Peanut App
- Company type: Social Networking App
- Founder: Michelle Kennedy
- Headquarters: London, UK
- Key people: Michelle Kennedy, CEO
- Products: Internet friendship app, website
- Number of employees: 31
- Website: www.peanut-app.io

= Peanut App =

App for women to meet and find support

Peanut, a product of Peanut App Ltd. is an online community for women who are planning to become pregnant, women who are pregnant, women who have had children, and women who are experiencing menopause. Profiles of potential friends are displayed to users who can swipe up to show intent to connect. Users can also connect via discussion threads, groups, and live audio conversations. The app allows users to select their stage of life (trying to conceive, pregnancy, motherhood, or menopause), so as to meet women at a similar life stage, and to discover relevant content.

Peanut was founded by Michelle Kennedy shortly after she left Bumble, a female-first dating app. She has described Peanut as, "the app she wishes she had when she first became a mother".

== History ==

Peanut was initially launched in 2017 for mothers and pregnant women. The app focuses on helping users find others with shared interests, such as spoken languages, occupations, and hobbies. It also displays a woman's life stage, such as the age of her children, or the stage of pregnancy.

In 2018, it launched a community discussion feature that intended to give women an "alternative to other social platforms". In 2019, it started to serve women who are trying to conceive.

In April 2021, it integrated live audio, in response to the COVID-19 pandemic, and the restrictions around in-person socializing.

in September 2021, it started to include women who are navigating perimenopause, menopause, and postmenopausal. Although it had initially catered for younger women navigating into new families, a large number of users had undergone surgically or chemically induced menopause due to medical conditions.

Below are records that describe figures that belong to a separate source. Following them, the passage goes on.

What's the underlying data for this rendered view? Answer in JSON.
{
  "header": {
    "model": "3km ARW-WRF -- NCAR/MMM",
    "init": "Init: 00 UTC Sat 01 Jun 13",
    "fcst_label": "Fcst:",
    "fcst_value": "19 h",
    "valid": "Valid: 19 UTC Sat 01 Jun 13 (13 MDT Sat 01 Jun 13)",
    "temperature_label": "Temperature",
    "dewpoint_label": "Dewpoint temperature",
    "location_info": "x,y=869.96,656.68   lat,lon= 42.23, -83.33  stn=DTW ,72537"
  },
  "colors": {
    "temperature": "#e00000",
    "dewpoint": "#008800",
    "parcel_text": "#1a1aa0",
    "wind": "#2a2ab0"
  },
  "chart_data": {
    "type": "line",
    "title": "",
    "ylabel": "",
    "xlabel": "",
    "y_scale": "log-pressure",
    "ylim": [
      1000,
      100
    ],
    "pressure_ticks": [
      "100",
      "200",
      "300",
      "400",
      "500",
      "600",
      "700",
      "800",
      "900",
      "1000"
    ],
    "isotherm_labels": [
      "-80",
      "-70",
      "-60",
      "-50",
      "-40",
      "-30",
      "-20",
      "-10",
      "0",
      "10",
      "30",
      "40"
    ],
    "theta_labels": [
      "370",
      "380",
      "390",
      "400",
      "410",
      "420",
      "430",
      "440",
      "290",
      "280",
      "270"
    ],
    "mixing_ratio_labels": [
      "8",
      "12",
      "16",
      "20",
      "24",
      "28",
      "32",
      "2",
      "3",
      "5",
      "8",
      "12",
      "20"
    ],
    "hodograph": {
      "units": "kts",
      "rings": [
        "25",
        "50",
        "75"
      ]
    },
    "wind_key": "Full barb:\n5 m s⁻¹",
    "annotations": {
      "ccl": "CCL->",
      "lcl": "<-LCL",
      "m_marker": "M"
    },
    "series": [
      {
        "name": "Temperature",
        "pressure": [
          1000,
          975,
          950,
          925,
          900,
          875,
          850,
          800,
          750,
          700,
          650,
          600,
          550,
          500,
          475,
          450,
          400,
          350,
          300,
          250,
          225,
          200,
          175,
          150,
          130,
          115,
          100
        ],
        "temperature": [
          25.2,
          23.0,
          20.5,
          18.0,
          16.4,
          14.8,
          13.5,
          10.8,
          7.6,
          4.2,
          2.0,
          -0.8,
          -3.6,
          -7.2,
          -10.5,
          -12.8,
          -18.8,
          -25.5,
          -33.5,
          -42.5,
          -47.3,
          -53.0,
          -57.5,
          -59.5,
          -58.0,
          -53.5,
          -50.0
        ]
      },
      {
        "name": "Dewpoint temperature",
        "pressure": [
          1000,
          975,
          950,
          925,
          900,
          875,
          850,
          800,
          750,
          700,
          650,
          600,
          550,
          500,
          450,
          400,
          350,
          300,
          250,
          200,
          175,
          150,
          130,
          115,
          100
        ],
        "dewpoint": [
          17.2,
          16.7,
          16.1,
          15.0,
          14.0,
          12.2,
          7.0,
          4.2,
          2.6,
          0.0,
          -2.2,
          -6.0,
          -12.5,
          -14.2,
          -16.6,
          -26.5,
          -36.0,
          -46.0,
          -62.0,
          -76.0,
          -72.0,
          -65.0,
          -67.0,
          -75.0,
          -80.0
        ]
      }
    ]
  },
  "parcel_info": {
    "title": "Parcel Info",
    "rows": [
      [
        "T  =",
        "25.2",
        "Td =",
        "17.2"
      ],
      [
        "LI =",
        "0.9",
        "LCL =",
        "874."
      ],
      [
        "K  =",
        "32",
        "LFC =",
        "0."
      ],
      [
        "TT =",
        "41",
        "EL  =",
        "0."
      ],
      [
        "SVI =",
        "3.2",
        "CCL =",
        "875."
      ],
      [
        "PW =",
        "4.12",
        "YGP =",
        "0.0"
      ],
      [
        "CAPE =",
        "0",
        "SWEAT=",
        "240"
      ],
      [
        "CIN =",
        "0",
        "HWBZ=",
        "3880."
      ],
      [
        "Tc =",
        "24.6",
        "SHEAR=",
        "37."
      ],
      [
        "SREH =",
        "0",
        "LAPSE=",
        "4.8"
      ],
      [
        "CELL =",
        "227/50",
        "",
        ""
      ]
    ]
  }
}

In July 2021, Peanut launched an investment micro fund, Peanut StartHER, focused on investing in women-owned businesses, as well as other historically excluded founders.

== Operation ==
The Peanut app is a social network exclusively for women, focusing on topics of pregnancy, motherhood, fertility, and menopause. It is available on iOS and Android devices. Users must prove their identity, in keeping with the primary function of in-app safety, and then they can create a profile to interact with other users.

For pregnant users, the “Bump Buddies” feature helps connect them with other Peanut users who have a similar due date, which aimed to help expecting mothers combat loneliness during the COVID-19 pandemic.

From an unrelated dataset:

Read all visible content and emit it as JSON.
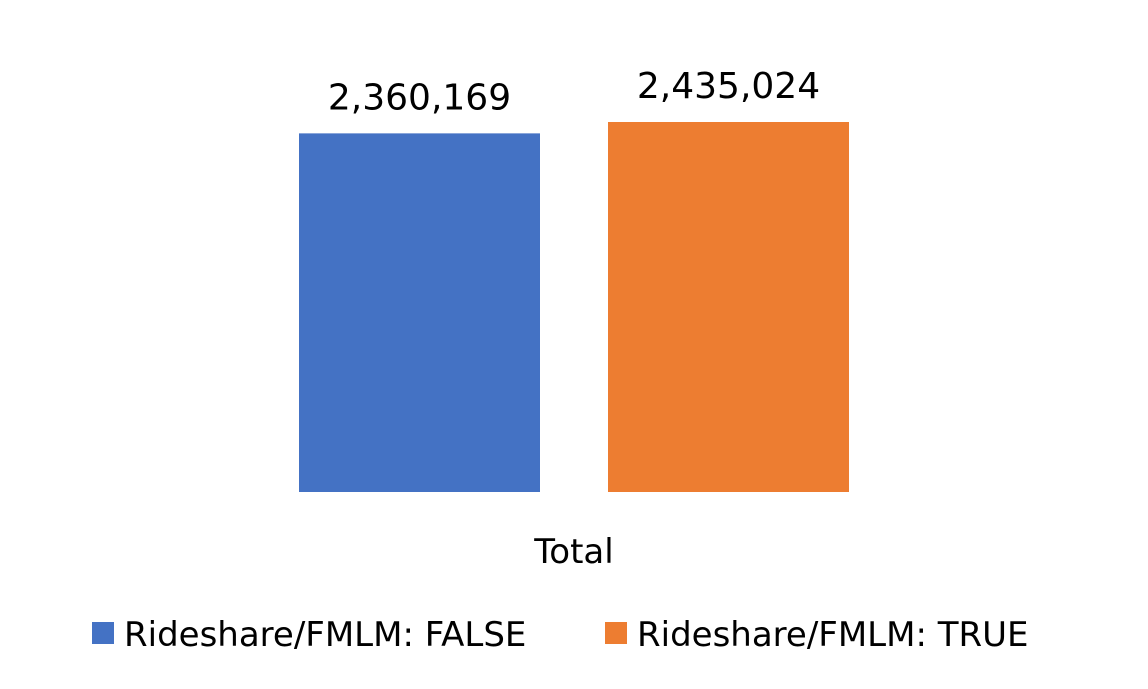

Peanut users also have the option to join “Groups” ‒ sub-sections of users focused on specific topics, including (but not limited to) location, life stage, pregnancy due date, and interests or hobbies.

The live voice chat feature “Pods”, enables Peanut users to socialize without the pressure of photos or video chat. It offers features such as a muted audience of listeners who need to virtually raise their hand to speak, emoji reactions, and hosts who can moderate the conversations and invite people to speak.